Had he gone hunting a fortune, Gramm might have ended up a country-club Republican. Instead he’s become a symbol of the new Republican elite. They’re well-educated (even professorial) believers in the power of ideas and scholarship to rescue private enterprise – and yet with a taste for chicken-fried steak and a delivery out of “Mayberry R.F.D.” He and his wife, Wendy Lee Gramm, whom he met when he recruited her to teach at A&M, are certified intellectuals – both hold doctorates in economics. But this is a different ivory tower. They honor Smith and Friedman, not Keynes and Galbraith. Wendy, a third-generation Korean-American, is a Wellesley grad (just like you know who) and a former federal regulator (the enemy) and serves on corporate boards, among them State Farm, the Chicago Mercantile Exchange and Iowa Beef Processors.

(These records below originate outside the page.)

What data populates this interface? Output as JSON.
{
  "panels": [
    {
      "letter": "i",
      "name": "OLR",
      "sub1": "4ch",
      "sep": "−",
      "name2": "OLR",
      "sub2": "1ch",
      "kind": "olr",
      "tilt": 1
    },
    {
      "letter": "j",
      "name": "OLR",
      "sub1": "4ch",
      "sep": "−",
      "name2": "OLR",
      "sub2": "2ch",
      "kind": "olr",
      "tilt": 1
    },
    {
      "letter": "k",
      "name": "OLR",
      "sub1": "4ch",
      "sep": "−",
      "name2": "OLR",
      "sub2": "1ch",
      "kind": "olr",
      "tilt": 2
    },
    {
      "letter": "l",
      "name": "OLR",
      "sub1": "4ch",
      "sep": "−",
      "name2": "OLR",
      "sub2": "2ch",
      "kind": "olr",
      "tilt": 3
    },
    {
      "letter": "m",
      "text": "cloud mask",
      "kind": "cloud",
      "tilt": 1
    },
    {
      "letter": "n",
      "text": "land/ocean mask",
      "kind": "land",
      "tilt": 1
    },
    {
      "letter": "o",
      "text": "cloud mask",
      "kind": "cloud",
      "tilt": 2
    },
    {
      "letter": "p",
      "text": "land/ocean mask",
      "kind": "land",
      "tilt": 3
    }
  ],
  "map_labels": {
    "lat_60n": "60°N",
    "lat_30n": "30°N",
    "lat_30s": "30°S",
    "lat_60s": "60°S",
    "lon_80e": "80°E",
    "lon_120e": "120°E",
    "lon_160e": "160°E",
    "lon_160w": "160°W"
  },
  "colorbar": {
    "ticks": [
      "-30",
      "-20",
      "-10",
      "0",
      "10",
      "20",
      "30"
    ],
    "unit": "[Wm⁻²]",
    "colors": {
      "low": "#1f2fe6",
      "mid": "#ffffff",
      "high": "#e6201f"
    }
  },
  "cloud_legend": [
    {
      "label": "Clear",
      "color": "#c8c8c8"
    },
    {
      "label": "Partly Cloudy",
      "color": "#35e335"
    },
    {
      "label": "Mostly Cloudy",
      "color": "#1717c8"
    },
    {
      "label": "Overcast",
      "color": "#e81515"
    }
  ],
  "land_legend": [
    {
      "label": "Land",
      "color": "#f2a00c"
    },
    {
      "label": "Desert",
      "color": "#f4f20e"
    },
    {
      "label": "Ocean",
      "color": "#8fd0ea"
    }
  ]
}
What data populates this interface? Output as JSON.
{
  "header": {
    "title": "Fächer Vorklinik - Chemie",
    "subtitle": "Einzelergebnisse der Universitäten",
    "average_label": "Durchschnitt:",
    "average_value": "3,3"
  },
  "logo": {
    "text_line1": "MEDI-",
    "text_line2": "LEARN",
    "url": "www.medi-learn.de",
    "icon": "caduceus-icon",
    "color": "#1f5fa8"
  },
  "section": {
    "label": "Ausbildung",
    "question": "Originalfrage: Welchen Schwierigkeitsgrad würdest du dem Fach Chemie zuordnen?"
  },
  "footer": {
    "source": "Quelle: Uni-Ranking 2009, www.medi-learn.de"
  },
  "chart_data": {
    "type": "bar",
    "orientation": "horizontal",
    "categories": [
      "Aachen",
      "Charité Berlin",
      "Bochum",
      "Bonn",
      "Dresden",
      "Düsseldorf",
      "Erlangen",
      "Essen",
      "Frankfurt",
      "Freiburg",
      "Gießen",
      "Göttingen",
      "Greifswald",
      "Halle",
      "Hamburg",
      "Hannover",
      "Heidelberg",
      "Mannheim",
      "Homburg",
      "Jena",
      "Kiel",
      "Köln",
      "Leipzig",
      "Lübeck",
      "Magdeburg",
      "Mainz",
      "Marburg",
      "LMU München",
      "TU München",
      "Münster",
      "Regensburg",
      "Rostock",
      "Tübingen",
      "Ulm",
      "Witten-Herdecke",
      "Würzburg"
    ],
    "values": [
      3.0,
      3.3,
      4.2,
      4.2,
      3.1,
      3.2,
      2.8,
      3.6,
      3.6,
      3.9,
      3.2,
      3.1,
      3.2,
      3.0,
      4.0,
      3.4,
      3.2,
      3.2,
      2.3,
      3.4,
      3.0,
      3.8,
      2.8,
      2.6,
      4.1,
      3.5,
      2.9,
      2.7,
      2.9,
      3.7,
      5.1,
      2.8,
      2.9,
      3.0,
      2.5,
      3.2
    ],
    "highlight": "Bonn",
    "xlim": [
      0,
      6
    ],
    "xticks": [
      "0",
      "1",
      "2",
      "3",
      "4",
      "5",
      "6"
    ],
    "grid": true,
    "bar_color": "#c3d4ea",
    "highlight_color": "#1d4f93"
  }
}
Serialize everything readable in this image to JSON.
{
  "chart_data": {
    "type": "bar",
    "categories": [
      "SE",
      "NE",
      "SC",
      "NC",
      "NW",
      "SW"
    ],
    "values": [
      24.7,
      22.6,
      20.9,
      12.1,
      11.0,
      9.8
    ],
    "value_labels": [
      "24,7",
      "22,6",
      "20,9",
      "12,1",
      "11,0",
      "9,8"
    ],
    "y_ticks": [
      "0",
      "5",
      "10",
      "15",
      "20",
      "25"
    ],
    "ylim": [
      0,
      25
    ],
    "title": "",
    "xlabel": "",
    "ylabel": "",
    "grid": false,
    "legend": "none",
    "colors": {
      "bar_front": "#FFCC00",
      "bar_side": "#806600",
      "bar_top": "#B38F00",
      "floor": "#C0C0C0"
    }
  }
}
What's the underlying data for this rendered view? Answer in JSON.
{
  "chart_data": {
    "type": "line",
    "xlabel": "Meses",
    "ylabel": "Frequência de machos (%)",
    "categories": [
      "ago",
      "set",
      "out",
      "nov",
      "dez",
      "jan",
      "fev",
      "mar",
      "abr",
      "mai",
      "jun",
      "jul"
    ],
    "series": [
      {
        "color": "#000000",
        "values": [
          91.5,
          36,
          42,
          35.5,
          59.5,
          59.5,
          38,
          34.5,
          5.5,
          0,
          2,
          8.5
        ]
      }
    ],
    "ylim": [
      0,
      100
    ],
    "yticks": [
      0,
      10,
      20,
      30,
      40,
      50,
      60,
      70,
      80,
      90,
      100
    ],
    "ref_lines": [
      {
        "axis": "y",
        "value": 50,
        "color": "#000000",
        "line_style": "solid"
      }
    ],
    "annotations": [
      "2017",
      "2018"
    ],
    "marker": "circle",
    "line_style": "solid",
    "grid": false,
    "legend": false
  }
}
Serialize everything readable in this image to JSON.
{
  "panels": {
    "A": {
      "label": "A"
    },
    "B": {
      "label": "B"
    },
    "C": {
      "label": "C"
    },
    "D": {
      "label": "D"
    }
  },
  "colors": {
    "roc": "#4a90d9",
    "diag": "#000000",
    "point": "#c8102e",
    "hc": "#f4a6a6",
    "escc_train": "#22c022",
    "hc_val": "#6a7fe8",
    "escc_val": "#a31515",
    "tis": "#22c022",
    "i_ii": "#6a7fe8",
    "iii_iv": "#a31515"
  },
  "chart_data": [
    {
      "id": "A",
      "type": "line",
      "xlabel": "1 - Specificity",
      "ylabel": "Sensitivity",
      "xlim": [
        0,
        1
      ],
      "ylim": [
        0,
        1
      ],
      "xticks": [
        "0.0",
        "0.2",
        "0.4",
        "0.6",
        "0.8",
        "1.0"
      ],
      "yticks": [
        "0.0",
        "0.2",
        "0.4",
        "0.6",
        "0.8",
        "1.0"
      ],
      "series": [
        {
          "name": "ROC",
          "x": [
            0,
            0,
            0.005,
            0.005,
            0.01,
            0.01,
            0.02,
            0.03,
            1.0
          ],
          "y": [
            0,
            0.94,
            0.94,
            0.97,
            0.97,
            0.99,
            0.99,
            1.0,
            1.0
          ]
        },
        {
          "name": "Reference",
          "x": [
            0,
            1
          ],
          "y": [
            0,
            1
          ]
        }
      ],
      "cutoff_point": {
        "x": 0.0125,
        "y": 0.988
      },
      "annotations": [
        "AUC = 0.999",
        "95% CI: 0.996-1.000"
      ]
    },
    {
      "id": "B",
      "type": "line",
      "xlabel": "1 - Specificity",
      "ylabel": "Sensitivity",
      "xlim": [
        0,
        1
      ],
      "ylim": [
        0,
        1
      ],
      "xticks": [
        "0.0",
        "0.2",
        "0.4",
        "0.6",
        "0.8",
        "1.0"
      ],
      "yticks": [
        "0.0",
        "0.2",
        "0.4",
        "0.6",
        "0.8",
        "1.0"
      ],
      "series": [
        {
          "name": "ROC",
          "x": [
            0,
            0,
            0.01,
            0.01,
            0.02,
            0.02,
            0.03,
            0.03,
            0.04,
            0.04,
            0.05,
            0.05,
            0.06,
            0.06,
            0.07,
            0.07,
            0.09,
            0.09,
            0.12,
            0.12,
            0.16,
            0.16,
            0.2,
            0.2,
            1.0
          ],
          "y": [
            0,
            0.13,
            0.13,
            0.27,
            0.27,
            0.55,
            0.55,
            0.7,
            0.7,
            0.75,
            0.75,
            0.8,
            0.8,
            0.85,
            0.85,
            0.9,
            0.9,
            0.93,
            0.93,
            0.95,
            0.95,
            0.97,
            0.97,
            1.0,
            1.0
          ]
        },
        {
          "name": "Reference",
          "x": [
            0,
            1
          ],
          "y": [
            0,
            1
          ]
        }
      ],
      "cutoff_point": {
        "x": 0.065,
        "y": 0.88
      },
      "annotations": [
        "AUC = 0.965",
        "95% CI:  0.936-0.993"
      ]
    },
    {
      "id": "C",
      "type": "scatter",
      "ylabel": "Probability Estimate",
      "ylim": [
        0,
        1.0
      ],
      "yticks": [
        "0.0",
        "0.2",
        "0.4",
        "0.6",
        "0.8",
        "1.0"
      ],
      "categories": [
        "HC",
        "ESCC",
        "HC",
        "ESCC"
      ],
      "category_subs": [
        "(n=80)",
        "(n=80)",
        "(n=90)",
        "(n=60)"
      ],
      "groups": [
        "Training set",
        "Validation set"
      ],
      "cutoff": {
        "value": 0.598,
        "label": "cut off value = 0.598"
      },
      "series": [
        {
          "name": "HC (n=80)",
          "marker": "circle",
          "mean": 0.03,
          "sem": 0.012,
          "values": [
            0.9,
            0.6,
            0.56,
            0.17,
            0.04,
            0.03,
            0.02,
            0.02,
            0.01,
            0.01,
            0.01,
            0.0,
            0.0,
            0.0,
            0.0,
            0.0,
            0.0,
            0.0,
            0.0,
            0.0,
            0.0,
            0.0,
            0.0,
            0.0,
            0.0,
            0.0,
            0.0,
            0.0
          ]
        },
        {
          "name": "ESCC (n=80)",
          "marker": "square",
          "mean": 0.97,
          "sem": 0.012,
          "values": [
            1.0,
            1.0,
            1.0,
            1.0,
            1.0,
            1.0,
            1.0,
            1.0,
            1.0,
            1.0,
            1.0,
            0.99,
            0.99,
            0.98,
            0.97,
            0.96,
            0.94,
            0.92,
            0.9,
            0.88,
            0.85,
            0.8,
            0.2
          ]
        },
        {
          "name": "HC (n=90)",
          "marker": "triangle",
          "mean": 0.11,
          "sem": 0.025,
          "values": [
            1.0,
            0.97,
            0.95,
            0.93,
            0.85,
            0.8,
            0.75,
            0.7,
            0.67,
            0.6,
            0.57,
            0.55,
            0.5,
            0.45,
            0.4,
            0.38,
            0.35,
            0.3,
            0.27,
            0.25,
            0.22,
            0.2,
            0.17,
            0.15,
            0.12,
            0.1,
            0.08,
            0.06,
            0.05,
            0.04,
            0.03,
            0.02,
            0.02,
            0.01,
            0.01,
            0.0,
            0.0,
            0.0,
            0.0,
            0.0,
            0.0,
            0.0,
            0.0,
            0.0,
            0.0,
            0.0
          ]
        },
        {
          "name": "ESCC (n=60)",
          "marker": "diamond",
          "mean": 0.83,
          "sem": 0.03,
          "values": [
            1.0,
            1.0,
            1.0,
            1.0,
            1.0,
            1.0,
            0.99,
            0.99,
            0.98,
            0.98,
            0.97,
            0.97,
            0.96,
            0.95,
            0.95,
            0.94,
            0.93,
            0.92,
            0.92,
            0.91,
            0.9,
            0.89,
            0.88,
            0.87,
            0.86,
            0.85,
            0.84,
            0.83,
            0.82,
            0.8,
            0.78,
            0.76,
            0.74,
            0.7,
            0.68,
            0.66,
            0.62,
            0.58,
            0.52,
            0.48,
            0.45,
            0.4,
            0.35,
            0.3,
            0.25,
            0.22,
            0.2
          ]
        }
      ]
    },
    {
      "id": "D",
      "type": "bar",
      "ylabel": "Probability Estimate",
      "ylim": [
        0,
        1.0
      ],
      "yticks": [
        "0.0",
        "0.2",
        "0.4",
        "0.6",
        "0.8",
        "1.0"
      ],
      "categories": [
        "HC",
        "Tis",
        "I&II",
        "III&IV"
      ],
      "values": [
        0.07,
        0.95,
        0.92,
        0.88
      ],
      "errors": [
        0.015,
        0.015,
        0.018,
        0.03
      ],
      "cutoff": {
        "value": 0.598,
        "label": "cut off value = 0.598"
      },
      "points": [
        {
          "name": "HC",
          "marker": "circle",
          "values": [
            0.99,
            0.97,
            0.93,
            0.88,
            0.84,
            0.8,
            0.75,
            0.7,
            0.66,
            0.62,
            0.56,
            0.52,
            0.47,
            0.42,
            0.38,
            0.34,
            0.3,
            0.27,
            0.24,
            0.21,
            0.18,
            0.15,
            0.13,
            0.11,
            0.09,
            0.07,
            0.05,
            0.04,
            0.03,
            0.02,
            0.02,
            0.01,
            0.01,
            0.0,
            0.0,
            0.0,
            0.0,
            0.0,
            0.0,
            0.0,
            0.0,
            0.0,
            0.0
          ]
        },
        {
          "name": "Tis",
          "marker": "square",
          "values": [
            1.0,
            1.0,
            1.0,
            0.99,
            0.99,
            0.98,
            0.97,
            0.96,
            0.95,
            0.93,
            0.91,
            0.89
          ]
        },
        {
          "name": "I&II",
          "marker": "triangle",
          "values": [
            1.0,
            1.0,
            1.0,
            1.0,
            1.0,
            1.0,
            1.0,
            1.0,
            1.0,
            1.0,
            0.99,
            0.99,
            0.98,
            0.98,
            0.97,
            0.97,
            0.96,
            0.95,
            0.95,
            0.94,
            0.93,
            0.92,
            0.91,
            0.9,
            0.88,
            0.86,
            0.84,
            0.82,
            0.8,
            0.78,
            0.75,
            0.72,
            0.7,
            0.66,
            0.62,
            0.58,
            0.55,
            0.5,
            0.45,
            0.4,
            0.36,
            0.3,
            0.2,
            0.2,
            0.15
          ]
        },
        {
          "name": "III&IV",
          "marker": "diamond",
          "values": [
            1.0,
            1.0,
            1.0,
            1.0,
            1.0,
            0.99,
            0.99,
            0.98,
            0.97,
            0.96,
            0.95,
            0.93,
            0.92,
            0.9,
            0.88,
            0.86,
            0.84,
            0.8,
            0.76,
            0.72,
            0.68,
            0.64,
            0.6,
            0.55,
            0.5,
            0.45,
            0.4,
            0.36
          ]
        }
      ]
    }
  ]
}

These days, the Gramms don’t live Dickey Flatt lives. They’ve made a comfortable Washington career out of attacking the city that is their principal home. They own vacation property in nearby Maryland and Virginia and sent their two sons to one of the most socially liberal private schoolsin town. If GOP primary voters wantan outsider, Gramm – angry rhetoric and all – may not be their man. But if sheer determination is enough to be “admired,” – and therefore nominated – Phil Gramm is well on the way.